The field of synthetic biology, which aims to engineer biological organisms with new functions, is a perfect example. The dream is to assemble genetic "parts"—promoters, ribosome binding sites (RBS), and coding sequences—into "devices" and "systems," much like an electrical engineer assembles circuits from resistors and capacitors. This requires a clear distinction between two crucial concepts: modularity and composability.

Modularity means a part behaves predictably across different contexts. A modular promoter, for instance, should initiate transcription at the same rate no matter what gene you place downstream.
Composability means that when we connect modular parts, the behavior of the resulting system is predictable from the properties of its components.

These are not the same thing. You can have a collection of perfectly modular parts that fail to compose. Imagine a modular promoter and a modular RBS. When you assemble them to drive a gene, the mRNA molecule that connects them—the interface—can form an unexpected hairpin loop that physically blocks the RBS, killing protein production. The parts were fine in isolation, but their composition failed because of an unintended interaction at their interface. The central challenge of synthetic biology, and indeed all engineering, is mastering these interfaces to achieve true composability.

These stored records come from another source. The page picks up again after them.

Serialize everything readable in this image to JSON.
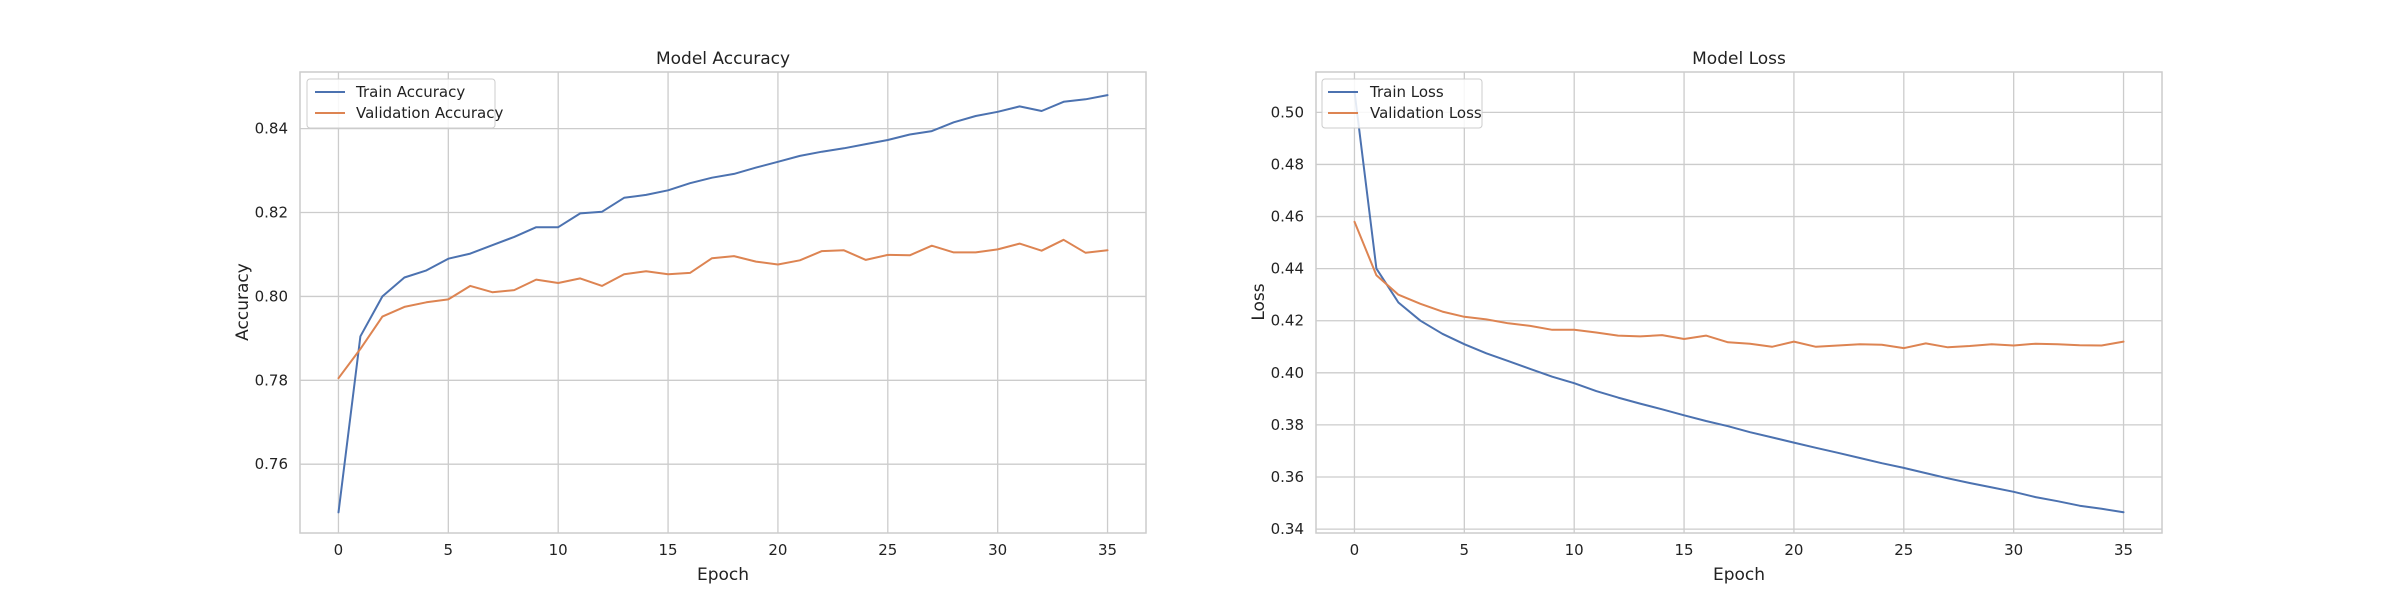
{
  "chart_data": [
    {
      "type": "line",
      "title": "Model Accuracy",
      "xlabel": "Epoch",
      "ylabel": "Accuracy",
      "xlim": [
        -1.75,
        36.75
      ],
      "ylim": [
        0.7436,
        0.8535
      ],
      "xticks": [
        0,
        5,
        10,
        15,
        20,
        25,
        30,
        35
      ],
      "yticks": [
        0.76,
        0.78,
        0.8,
        0.82,
        0.84
      ],
      "ytick_labels": [
        "0.76",
        "0.78",
        "0.80",
        "0.82",
        "0.84"
      ],
      "grid": true,
      "legend_position": "top-left",
      "x": [
        0,
        1,
        2,
        3,
        4,
        5,
        6,
        7,
        8,
        9,
        10,
        11,
        12,
        13,
        14,
        15,
        16,
        17,
        18,
        19,
        20,
        21,
        22,
        23,
        24,
        25,
        26,
        27,
        28,
        29,
        30,
        31,
        32,
        33,
        34,
        35
      ],
      "series": [
        {
          "name": "Train Accuracy",
          "color": "#4c72b0",
          "values": [
            0.7485,
            0.7905,
            0.8,
            0.8045,
            0.8062,
            0.809,
            0.8102,
            0.8122,
            0.8142,
            0.8165,
            0.8165,
            0.8198,
            0.8202,
            0.8235,
            0.8242,
            0.8253,
            0.827,
            0.8283,
            0.8292,
            0.8307,
            0.8321,
            0.8335,
            0.8345,
            0.8353,
            0.8363,
            0.8373,
            0.8386,
            0.8394,
            0.8415,
            0.843,
            0.844,
            0.8453,
            0.8442,
            0.8464,
            0.847,
            0.848
          ]
        },
        {
          "name": "Validation Accuracy",
          "color": "#dd8452",
          "values": [
            0.7805,
            0.7875,
            0.7952,
            0.7975,
            0.7986,
            0.7993,
            0.8025,
            0.801,
            0.8015,
            0.804,
            0.8032,
            0.8043,
            0.8025,
            0.8053,
            0.806,
            0.8053,
            0.8056,
            0.8091,
            0.8096,
            0.8083,
            0.8076,
            0.8086,
            0.8108,
            0.811,
            0.8087,
            0.8099,
            0.8098,
            0.8121,
            0.8105,
            0.8105,
            0.8112,
            0.8126,
            0.8109,
            0.8135,
            0.8104,
            0.811
          ]
        }
      ]
    },
    {
      "type": "line",
      "title": "Model Loss",
      "xlabel": "Epoch",
      "ylabel": "Loss",
      "xlim": [
        -1.75,
        36.75
      ],
      "ylim": [
        0.3385,
        0.5155
      ],
      "xticks": [
        0,
        5,
        10,
        15,
        20,
        25,
        30,
        35
      ],
      "yticks": [
        0.34,
        0.36,
        0.38,
        0.4,
        0.42,
        0.44,
        0.46,
        0.48,
        0.5
      ],
      "ytick_labels": [
        "0.34",
        "0.36",
        "0.38",
        "0.40",
        "0.42",
        "0.44",
        "0.46",
        "0.48",
        "0.50"
      ],
      "grid": true,
      "legend_position": "top-left",
      "x": [
        0,
        1,
        2,
        3,
        4,
        5,
        6,
        7,
        8,
        9,
        10,
        11,
        12,
        13,
        14,
        15,
        16,
        17,
        18,
        19,
        20,
        21,
        22,
        23,
        24,
        25,
        26,
        27,
        28,
        29,
        30,
        31,
        32,
        33,
        34,
        35
      ],
      "series": [
        {
          "name": "Train Loss",
          "color": "#4c72b0",
          "values": [
            0.508,
            0.44,
            0.427,
            0.42,
            0.415,
            0.411,
            0.4075,
            0.4045,
            0.4015,
            0.3985,
            0.396,
            0.393,
            0.3905,
            0.3882,
            0.386,
            0.3837,
            0.3815,
            0.3795,
            0.3772,
            0.3752,
            0.3732,
            0.3712,
            0.3693,
            0.3673,
            0.3653,
            0.3635,
            0.3615,
            0.3595,
            0.3577,
            0.356,
            0.3543,
            0.3523,
            0.3507,
            0.349,
            0.3478,
            0.3465
          ]
        },
        {
          "name": "Validation Loss",
          "color": "#dd8452",
          "values": [
            0.458,
            0.4375,
            0.43,
            0.4265,
            0.4235,
            0.4215,
            0.4205,
            0.419,
            0.418,
            0.4165,
            0.4165,
            0.4155,
            0.4143,
            0.414,
            0.4145,
            0.413,
            0.4143,
            0.4117,
            0.4112,
            0.41,
            0.412,
            0.41,
            0.4105,
            0.411,
            0.4108,
            0.4095,
            0.4113,
            0.4098,
            0.4103,
            0.411,
            0.4105,
            0.4112,
            0.411,
            0.4106,
            0.4105,
            0.412
          ]
        }
      ]
    }
  ]
}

This line of thought reaches its most abstract and powerful form in the design of cyber-physical systems—complex integrations of software and physical components like satellites, power grids, or autonomous vehicles. To manage this complexity, engineers use Architecture Description Languages (ADLs). An ADL is a formal language that forces the designer to separate concerns into orthogonal "views": the system's structure (what are the components and how are they connected?), its behavior (what do the components do?), its timing (how fast do they do it?), and its allocation (what resources do they consume?).

The ADL then provides a set of mathematical rules for composing components within each view. The composition of behaviors is governed by the logic of interacting state machines; the composition of timing constraints is governed by temporal logic. The language is designed to have a wonderful property, known in mathematics as a homomorphism: the analysis of the composed system is guaranteed to be the same as the composition of the individual analyses. This allows engineers to verify properties of a massive, complex system by analyzing its small pieces and their interactions in a rigorous, stepwise manner. It is the ultimate expression of compositional reasoning. The same core idea that lets us understand a shift in our gut flora is what allows us to formally prove that a flight control system is safe.

From the microscopic to the macroscopic, from analysis to design, compositional reasoning is a golden thread. It is the discipline of managing context. It teaches us that while the whole is often more than the sum of its parts, it is not a mystery. It is a predictable, knowable function of its parts and their interfaces. Whether we are wielding log-ratios, designing clever experiments, or defining formal languages, we are all on the same quest: to master the art and science of composition.